My desperation reeked from my voice and posts alone. I still considered him a good friend. Gio later hired me to program an AI voicebot girlfriend. He wanted to clone the voice of Anna Khachiyan from the communist-turned-fascist Red Scare podcast. I thought it was unethical, but I accepted his $350 in Ethereum while holding it until finishing the project. I never did. I alienated him in a 3 hour phone call until he hung up and blocked me online.

My stint at pretending to be homeless was unnecessary. It was the mental illness. Upon my family finding me at a gas station McDonalds, my brother said I really should have called him for a ride back to the tourist sailboat he worked on, where I originally stayed. I got too bored sitting on deck and stupidly wanted excitement in a boring town. Some like being homeless for the freedom. Others like Deb wouldn't have chosen it. A series of misfortune can land anyone on the streets.

I depart from these Hillcrest homeless acquaintances. They ask where I'm staying.

“Oh I found a place in Clairemont.”

“Right on, that's a good area to lie low,” Scarlet says.

It's a white lie to keep their trust, or the inverse embarrassment about having a stabler life.

On my journey home from North Park, I'm filming more videos to process what happened. I pass through Mission Hills, check a Little Free Library with the good books. I snatch a paperback copy of Do Androids Dream of Electric Sheep? by Philip K. Dick—the book that inspired Blade Runner.

I reach Presidio Park, spooky as hell at night. There's a mission museum further down. In the California schools, you learn about the Spanish conquerors who enslaved the Indians at the missions. A Spanish friar is still the San Diego Padres mascot.

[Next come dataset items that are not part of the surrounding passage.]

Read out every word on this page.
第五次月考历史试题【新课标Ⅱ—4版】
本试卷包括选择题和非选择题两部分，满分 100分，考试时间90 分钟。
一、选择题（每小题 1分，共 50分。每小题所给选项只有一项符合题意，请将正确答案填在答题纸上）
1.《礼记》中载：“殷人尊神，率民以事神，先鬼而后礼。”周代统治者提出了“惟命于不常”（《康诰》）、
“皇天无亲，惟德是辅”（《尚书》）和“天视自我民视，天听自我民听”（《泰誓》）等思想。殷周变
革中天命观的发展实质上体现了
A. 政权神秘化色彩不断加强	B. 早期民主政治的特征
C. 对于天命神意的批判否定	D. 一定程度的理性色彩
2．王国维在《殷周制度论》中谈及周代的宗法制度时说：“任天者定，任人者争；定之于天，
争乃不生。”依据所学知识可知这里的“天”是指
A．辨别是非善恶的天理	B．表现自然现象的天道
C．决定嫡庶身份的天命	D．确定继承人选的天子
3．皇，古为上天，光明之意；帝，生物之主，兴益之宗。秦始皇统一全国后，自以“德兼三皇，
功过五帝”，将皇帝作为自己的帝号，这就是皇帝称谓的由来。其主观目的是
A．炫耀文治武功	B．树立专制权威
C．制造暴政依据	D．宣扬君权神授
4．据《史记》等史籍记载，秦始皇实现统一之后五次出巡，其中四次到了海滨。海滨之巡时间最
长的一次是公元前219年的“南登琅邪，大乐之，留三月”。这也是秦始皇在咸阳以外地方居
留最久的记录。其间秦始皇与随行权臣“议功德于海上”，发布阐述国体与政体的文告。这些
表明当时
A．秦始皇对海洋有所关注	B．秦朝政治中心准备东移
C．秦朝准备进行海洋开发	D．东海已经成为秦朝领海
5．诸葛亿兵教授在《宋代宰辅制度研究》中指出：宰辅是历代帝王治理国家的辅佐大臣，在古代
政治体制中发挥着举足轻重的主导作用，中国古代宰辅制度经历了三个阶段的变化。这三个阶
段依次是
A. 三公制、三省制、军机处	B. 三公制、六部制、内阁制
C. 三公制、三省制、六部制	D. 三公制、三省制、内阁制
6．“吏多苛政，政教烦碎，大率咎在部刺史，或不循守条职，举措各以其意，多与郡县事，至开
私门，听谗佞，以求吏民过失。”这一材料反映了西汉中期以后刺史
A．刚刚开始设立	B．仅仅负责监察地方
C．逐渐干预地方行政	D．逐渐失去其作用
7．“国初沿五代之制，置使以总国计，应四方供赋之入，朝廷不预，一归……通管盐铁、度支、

Every California schoolkid had to construct a mission diorama.

A Mormon battalion is buried there. Their ghosts haunt the park. I could've sworn I've seen one at night. What's also ominous is the raised Witches' platform with a pentagram laid in the brick floor.

I walk downhill beside Old Town San Diego, a Mexican-themed tourist trap. I've frequented the busy transit station since I was a kid. It's dirty and sometimes sketchy. In high school, taking the 105 bus home, I once saw a young Latina woman stabbed by an assailant from the window. Somehow this didn't phase 16-year-old me.

I arrive at Old Town before 5am. The tweakers there have me nervous. One scrawny white guy with brown hair fiddles with his skateboard, speaking in tongues. The other is bald with the demonic face tattoos and freaky body mods. I'm dictating what happened that night to my phone keyboard when the horror movie character confronts me, insinuating I'm calling the cops on him.

“No I'm schizophrenic. I just talk to myself a lot.”

He says I should hit the pookie with them. I decline, saying I won't fuck with that shit because it would worsen the schizophrenia.

This demon says, “No man that's exactly why you should do this with us right now!”

I stand my ground, and let the conversation trickle off. My heart races as any heart would. My train comes 5 minutes later and I jump on as fast as I can. I've since decided to converse with the homeless less. They tend to be unreliable narrators telling half-truths. A professor who's studying this societal problem, or a volunteer at an aid organization, would share better insight than the tweakers and dropouts themselves. I've felt an overwhelming empathy for them, and have to dull that sense to take transit and be a pedestrian with the same detachment as everyone else. It'll still piss me off when people feign to care about them while never handing them an extra water bottle at a stop light. I must stay vigilant about my mental health to prevent a real stint on the streets.